The best way to handle this is as follows:

  • Select the folder instead of the file
  • Select the backfill option to load the existing files from the folder; otherwise, skip.
  • Add a new file with the increment changes in the folder
  • The job will automatically pick the new files (based on the file modification timestamp and the job's last run time).

2 replies

ChetanyaJain-1
Community Advisor
Community Advisor
April 18, 2023

Hi @arpan-garg, quick questions :

  • In your data selection step, did you select a particular file or folder?
  • How is the delta data fed into S3 - Does a new file in a folder or an existing file gets updated?
  • What's the value of backfill?

Here's an important thing to look for - https://experienceleague.adobe.com/docs/experience-platform/sources/ui-tutorials/dataflow/cloud-storage.html?lang=en#schedule-ingestion-runs 

Thanks,

Chetanya

arpan-garg
Community Advisor
Community Advisor
April 19, 2023

Hi @chetanyajain-1 - Yes, i selected a particular file while ingesting data.
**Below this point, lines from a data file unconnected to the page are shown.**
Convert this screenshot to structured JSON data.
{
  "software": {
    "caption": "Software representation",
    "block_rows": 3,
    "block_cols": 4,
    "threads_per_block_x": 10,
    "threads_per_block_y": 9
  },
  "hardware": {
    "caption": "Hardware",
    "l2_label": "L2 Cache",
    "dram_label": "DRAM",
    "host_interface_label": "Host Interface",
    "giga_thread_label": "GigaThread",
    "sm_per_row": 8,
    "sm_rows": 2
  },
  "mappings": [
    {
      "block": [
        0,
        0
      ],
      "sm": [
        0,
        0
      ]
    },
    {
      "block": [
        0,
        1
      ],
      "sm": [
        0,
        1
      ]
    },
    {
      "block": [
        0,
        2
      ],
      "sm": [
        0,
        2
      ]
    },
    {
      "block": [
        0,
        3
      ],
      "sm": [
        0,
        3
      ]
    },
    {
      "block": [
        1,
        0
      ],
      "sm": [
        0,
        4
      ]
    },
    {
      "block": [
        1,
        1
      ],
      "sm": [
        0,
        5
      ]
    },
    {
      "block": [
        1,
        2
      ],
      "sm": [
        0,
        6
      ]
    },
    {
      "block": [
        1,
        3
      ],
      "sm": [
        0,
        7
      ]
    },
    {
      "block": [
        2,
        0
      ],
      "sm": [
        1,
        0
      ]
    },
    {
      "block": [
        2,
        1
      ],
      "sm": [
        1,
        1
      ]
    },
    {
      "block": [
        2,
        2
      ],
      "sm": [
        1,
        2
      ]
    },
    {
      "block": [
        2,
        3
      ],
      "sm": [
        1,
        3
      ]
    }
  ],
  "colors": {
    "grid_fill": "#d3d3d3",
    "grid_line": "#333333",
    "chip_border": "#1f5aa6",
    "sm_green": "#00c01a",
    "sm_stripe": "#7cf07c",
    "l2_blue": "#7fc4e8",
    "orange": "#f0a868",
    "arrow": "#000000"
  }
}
An existing file gets updated with the new values but it also contains the old values.

One things to notice is when ingesting data via S3 bucket we don't see an option for selecting a incremental load field so it backfills all the data again.

ChetanyaJain-1
Community Advisor
ChetanyaJain-1Community AdvisorAccepted solution
Community Advisor
April 20, 2023

Hi @arpan-garg, that says the reason for duplication. 

 

Since the file is getting modified, it loads the file again and ingests the records since you cannot filter based on a field. See the note below:

 

The best way to handle this is as follows:

  • Select the folder instead of the file
  • Select the backfill option to load the existing files from the folder; otherwise, skip.
  • Add a new file with the increment changes in the folder
  • The job will automatically pick the new files (based on the file modification timestamp and the job's last run time).
arpan-garg
Community Advisor
Community Advisor
April 20, 2023

Thank you, @chetanyajain-1 , for the information provided. I will definitely give it a try. Based on the information, it appears that data cleaning should be handled separately, and only newly modified or updated data should be included in the new file. If a file with new timestamp contains the old data as well, AEP will ingest everything again.